Foram cerca de 104 a 108 milhões de cotas trocadas em uma única sessão. A média habitual do produto fica entre 55 e 77 milhões. Metade dos ETFs mais negociados naquele pregão estava ligada ao setor de semicondutores, sinal de que a rotação para o tema concentrou ordens de varejo e mesas institucionais.
Como funciona o SOXL e por que ele amplifica o risco
O fundo persegue 300% do retorno diário do índice ICE Semiconductor. Se as ações de chips sobem 1% em um dia, o SOXL tenta entregar 3%. Quando caem 1%, o ETF perde 3%. A empresa projetou essa engenharia para operações intradiárias, não para posições carregadas durante semanas.
Há um detalhe que costuma escapar do investidor pessoa física, o produto faz reset diário da alavancagem. Em períodos longos, o retorno acumulado descola da meta de três vezes. Um papel que sobe 10% e depois cai 10% volta perto do ponto inicial, já o ETF alavancado termina no negativo por causa do efeito de composição. Quanto maior a volatilidade, maior a sangria silenciosa.
Febre especulativa conecta chips, IA e Bitcoin
O salto de volume não reflete uma reavaliação de fundamentos das fabricantes de chips. Ele revela posicionamento especulativo. Caçadores de momentum, traders táticos e investidores de varejo usam o instrumento para amplificar apostas curtas, geralmente atreladas ao ciclo da inteligência artificial.
É justamente essa narrativa que aproxima o universo dos semicondutores das criptomoedas. Mineradoras de Bitcoin dependem da disponibilidade de chips e energia barata, e muitas migraram parte da infraestrutura para hospedar cargas de IA. O movimento aparece tanto na tese da Bernstein sobre mineradoras quanto no recente avanço das operadoras que travaram US$ 70 bilhões em contratos de data centers.
O perfil de quem opera SOXL tende a coincidir com o de quem gira posições alavancadas em perpétuos de cripto. Quando o apetite por risco cresce, ambos os mercados absorvem fluxo. Quando vira, as liquidações batem ao mesmo tempo. Não por acaso, o Bitcoin é negociado a US$ 61.804 nesta sexta-feira, com alta diária de 1,4%, depois de uma semana marcada por estopins em derivativos. O dado foi destacado por Balchunas em publicação no X.
Brasileiro compra SOXL via BDR e corretora internacional
No Brasil, o acesso ao SOXL acontece por corretoras internacionais ou pela compra direta na Nasdaq via plataformas como Avenue, Nomad e Inter. Não existe BDR do fundo listado na B3, o que limita a exposição local mas não impede o varejo de operar o produto. A CVM classifica ETFs alavancados estrangeiros como ativos de risco elevado e exige termo de adesão específico em algumas plataformas.

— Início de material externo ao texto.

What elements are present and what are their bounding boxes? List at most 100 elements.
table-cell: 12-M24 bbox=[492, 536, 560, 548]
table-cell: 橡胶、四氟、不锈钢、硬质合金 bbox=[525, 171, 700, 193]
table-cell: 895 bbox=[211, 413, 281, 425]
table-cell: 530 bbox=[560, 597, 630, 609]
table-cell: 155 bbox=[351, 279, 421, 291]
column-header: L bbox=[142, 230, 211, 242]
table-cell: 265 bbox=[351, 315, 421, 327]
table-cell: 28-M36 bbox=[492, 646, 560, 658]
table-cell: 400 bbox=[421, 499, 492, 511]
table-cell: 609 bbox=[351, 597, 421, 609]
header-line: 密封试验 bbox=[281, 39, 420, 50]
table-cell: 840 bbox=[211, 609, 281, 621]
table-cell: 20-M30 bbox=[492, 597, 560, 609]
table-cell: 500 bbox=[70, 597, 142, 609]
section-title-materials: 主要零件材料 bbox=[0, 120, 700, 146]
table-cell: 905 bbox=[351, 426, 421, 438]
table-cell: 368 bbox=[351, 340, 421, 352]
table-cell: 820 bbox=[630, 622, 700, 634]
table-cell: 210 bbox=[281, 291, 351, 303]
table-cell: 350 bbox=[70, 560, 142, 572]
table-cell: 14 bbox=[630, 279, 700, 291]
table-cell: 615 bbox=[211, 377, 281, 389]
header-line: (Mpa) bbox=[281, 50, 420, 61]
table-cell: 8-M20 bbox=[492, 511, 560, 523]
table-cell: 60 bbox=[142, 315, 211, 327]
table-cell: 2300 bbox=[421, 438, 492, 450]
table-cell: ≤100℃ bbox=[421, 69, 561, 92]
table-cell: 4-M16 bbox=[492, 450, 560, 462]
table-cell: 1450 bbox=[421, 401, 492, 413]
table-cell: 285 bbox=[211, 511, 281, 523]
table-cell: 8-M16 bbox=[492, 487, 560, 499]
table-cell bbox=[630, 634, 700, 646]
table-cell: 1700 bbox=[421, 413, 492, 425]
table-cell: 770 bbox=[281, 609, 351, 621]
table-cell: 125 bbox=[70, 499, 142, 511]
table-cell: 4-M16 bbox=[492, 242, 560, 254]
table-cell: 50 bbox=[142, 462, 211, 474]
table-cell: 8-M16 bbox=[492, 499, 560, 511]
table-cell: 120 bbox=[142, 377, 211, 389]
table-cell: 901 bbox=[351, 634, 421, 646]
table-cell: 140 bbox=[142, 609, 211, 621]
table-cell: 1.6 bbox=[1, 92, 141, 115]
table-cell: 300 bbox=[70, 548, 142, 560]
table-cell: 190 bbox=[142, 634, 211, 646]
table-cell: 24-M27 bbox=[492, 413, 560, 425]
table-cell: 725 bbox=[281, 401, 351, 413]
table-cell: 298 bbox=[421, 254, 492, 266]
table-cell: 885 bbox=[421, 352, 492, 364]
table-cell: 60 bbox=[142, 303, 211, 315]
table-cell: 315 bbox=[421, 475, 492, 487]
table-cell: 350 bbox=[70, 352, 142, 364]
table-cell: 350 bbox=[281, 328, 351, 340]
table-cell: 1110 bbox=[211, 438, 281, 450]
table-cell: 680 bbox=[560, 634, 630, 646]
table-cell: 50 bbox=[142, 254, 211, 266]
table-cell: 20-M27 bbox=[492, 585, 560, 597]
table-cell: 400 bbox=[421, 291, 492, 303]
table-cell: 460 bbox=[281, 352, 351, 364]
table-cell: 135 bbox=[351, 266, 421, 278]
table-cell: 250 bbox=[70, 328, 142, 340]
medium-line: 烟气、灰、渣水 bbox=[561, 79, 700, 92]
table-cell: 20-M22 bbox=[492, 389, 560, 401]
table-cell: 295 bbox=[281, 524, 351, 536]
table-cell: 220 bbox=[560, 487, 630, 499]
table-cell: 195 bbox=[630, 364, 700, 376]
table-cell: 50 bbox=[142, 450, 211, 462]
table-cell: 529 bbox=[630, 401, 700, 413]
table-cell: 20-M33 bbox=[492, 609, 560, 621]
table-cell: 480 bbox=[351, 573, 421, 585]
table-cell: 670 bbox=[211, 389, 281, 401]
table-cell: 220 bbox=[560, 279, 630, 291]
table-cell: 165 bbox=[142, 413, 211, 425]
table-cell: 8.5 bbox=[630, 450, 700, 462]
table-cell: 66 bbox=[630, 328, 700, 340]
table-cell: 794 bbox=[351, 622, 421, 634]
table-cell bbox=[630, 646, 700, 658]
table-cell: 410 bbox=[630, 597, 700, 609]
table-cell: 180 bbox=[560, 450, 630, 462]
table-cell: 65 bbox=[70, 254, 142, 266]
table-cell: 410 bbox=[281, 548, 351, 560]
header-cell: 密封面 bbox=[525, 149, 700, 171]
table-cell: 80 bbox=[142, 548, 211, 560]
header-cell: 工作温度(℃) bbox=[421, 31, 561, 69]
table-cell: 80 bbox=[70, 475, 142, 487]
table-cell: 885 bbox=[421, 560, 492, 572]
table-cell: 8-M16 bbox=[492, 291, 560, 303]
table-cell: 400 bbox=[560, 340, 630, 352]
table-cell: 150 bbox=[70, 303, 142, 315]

O comportamento lembra ciclos anteriores em que o varejo brasileiro migrou para produtos de alta volatilidade em busca de retornos rápidos. O risco do reset diário é o mesmo que pega quem mantém posições alavancadas em contratos perpétuos de Bitcoin e Ethereum por longos períodos. A matemática trabalha contra o investidor, e a conta chega quando a tendência inverte.
A Direxion lançou o SOXL em março de 2010. Ele opera há mais de 15 anos como ferramenta de hedge tático e aposta direcional. O recorde de 5 de junho deixa claro que parte relevante do mercado americano trocou ações individuais por veículos de alavancagem embutida, mesmo com o histórico mostrando que poucos investidores conseguem cronometrar entradas e saídas com precisão suficiente para extrair o ganho prometido.